Reseña de Shadows: Amsterdam

Ya tenemos aquí la reseña de Shadows: Amsterdam, un juego tan colorido y simpático como todo lo que edita Libellud.

Se trata del primer juego de Mathieu Aubert que cuenta con los maravillosos ilustradores de M81 Studio (Mysterium y Detective Club (aquí su reseña)). Se trata de un juego por equipos que puede ser jugado a partir de cuatro jugadores, aunque incluye una variante contrarreloj para 2 o 3 jugadores. Su duración es de unos 20 minutos, aunque dependerá de las habilidades de los jugadores. La edad mínima recomendada de 10 años.


¿DE QUÉ VA?

Ha ocurrido un crimen en Amsterdam. La policía, por desgracia, no logra resolverlo y la verdad no ha sido encontrada aún. Un cliente se ha puesto en contacto con dos agencias de detectives privados con intención de recabar pruebas y resolver el misterio, pero la paciencia no es la mejor virtud de nuestro cliente. El tiempo corre y el equipo que consiga resolver el caso antes que el rival será el que satisfaga al cliente y se lleve el dinero y la fama. ¿Serás tú?

En otras palabras, Shadows: Amsterdam nos ofrece un juego competitivo en tiempo real jugado por equipos. Cada equipo usará ilustraciones, coloridas y ampliamente interpretables, aunque menos surrealistas que las de Dixit, para indicar la casilla de destino a la que quiere conducir a los detectives.


¿QUÉ LLEVA EN LA CAJA?

El contenido de la caja ilustrada con animales antropomorfos contiene:

  • 7 distritos a doble cara.
  • 84 cartas de inteligencia.
  • Una loseta inicial.
  • 3 losetas de obstáculos.
  • Dos pantallas de jugador.
  • 40 cartas de mapa, 20 para cada equipo.
  • Dos marcadores de posición, uno por equipo.
  • Dos figuras, una por equipo, en naranja y negro.
  • 6 marcadores de pruebas, tres por equipo.
  • Dos tracks de policía, uno por equipo.
  • 5 marcadores de policía.

El producto tiene unos notables acabados, con unas miniaturas suficientemente detalladas para cumplir su función y una loseta inicial y de obstáculo con gran grosor. El juego, aunque no dependa de idioma, ya ha sido editado en nuestro idioma por Asmodee, aunque os mostremos su edición inglesa/francesa/alemana de Libellud.


¿CÓMO SE JUEGA?

En Shadows: Amsterdam, cada equipo compite por entregar la información antes que el equipo rival. Como no hay turnos, sino que se juega en tiempo real, la velocidad es tan importante como la calidad de nuestras acciones, así que no te duermas en los laureles.

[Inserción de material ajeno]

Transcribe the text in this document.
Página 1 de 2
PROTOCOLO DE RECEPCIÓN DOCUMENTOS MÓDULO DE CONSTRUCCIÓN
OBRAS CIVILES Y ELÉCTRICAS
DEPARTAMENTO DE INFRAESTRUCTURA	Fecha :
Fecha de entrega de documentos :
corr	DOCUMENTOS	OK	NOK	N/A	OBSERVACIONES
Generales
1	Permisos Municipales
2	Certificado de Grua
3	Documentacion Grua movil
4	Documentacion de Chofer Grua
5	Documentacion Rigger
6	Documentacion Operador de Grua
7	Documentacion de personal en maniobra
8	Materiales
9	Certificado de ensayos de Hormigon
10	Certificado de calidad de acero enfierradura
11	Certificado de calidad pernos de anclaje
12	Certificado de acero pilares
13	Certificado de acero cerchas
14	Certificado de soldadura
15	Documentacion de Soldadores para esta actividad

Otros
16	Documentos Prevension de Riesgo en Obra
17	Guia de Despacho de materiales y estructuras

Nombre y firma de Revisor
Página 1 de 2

Cada equipo estará formado por un Oficial de Inteligencia y uno o varios detectives. El Oficial de Inteligencia deberá encargarse de dar pistas, mediante coloridas ilustraciones repletas de animales, para indicar a su equipo las casillas en las que encontrarán la información que necesitan antes de poder llevarse la victoria.

En cada partida se generará un mapa de Amsterdam distinto, basado en cuatro cartas centrales y un conjunto de cartas de distrito, para asegurar una variabilidad entre partidas suficientemente alta.

El centro del mapa estará formado por cuatro cartas aleatorias del mazo. Los peones de cada equipo empezarán en el centro. Como podéis ver, el centro está rodeado de tres casillas obstáculo que no contienen ilustración alguna, por lo que los jugadores no podrán acceder a ellas.

Los distrito contienen cinco casillas y vienen impresas a doble cara. Formaremos el tablero de juego con varias de ellas, situadas alrededor de las casillas mostradas en la fotografía anterior.

El Oficial de Inteligencia es el único jugador que conocerá el paradero de las casillas con pruebas, las cuales mantendrá ocultas tras la pantalla de juego. El objetivo de este jugador es guiar a los detectives a tres casillas de pruebas, para recoger las evidencias y entregárselas al cliente, que se encuentra en algún lugar de Amsterdam. Por desgracia, hay algunas casillas con policía, las cuales deberemos evitar si no queremos que la partida termine de forma prematura, por lo que hay que dar pistas concretas que no hagan que los detectives duden entre estas peligrosas localizaciones vigiladas por los polis.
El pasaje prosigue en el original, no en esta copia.